In any case, Samoans and Palagis can bond in killing centipedes. I’ve heard rumors that they can regenerate fairly easily, and that it’s necessary to crush them, and then to cut them into small pieces.
I don’t get flies in my house. They tend to be extremely common, and my host family had terrible fly infestations. I can’t tolerate that. I get one fly in my house, and I will hunt that fly down in cold blood. This outrage will not stand, man.
Moths and Other Flying Things
Sitting around with the fluorescent lights at night, the little bugs that can get past the mosquito netting get in. This is the worst. The stupid things have no fear of getting mixed up with humans. And while they seem to be harmless enough, it’s just gross to have things crawling around.
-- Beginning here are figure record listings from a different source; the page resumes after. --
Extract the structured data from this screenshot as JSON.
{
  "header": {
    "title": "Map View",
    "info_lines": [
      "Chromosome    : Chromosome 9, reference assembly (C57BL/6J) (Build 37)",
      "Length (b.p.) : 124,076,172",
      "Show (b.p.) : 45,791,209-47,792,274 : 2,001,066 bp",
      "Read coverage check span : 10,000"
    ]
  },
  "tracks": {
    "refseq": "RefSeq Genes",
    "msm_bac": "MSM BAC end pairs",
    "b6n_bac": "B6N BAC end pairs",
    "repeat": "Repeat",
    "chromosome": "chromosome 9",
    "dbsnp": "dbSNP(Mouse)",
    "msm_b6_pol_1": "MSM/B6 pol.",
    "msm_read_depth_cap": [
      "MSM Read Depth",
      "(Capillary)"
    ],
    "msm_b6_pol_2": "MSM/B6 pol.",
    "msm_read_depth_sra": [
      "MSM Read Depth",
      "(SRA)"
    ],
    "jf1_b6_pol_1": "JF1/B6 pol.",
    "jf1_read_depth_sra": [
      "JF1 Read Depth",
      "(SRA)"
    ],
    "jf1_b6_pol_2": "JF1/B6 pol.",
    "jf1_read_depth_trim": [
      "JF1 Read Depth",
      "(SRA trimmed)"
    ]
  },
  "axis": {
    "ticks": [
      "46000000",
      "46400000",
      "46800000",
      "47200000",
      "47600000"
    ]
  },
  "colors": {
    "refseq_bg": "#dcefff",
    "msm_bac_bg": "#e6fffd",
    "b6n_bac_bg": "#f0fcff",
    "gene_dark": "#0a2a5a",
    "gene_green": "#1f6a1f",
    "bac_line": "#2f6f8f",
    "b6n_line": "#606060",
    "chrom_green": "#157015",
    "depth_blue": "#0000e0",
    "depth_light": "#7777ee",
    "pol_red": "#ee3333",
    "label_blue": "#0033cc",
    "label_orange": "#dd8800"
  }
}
The other thing that sucks is late at night when I’m reading by flashlight. The light attracts little bugs that crawl around or try to fly in my eyes, etc. So it’s always a little satisfying when they land on the pages of my book, and a quick clap of the hands squashes the bug between the pages. ZING!
Mortein is the most common brand of bug killer out there. The active ingredients in Mortein are tetramethrin, phenothrin, piperonyl butoxide, and n-octyl bicycloheptene dicarboximide. I’ve heard that one or more of these chemicals prohibits Mortein from being legal in the United States (although it can’t be that bad if it’s made in Australia). It’s ultra poison. It’s carelessly harmful poison. And I’m okay with that for the time being.
The Surface Spray that I mentioned Koa using earlier smells like oranges. This is apparently intentional in order to attract cockroaches and other bugs to the poison, only to sock them with death blows. It’s clever.
So that’s bugs. Tomorrow’s Cultural Exploration: Footwear.
Hope things are well. Creepy-crawly pictures below. They aren’t too bad. Just ants and a mosquito. No roaches.
A mosquito that died on Phil's glass of water. I'm not very clear on how. But a dead mosquito is my favorite kind.
Pigs at the trough. I left the house without cleaning up two small drips of orange juice that fell on the counter. And these guys were waiting for me when I got home.
Koa was eating chips at my house, and one fell on the ground that he didn't pick up. It's maybe an inch or two wide. Gross.
An example of a dirt pile. This picture doesn't capture who large these things can grow. It rained all day yesterday, and it seemed like it made the ants as lazy as it made me.
The Mortein Family. There's more, but these are my favorites.
This post is why I couldn't do Peace Corps. But thanks for not going into too much spider detail!
I'm thoroughly disturbed & I may not be able to visit. Sorry.
The bedbugs were more than enough for me. I don't think I could hang with your ants. Too stealthy, too numerous.
Sounds like paradise! I am very interested in these centipedes you speak of. I might "loose it" if I were bitten by one.
Also, please explain why there are 3 columns of corned beef.
Hope you are well!
Have you tried the blue ant poison? That worked the best for us! It comes in a small droplet bottle and works wonders!
-Jordan (Group 76)
Nick from Group 78 said that he could keep ants out of his peanut butter by surrounding it by a moat (placed it in the center of a plate of water). Said the ants didn't swim to it. Maybe you need to build a moat around your house!
Very interesting blog by the way, keep up the good work.
This is why my Grandmother was fanatical about cleaning up her fale after a) using the kitchen, b) eating, c) guests d) children.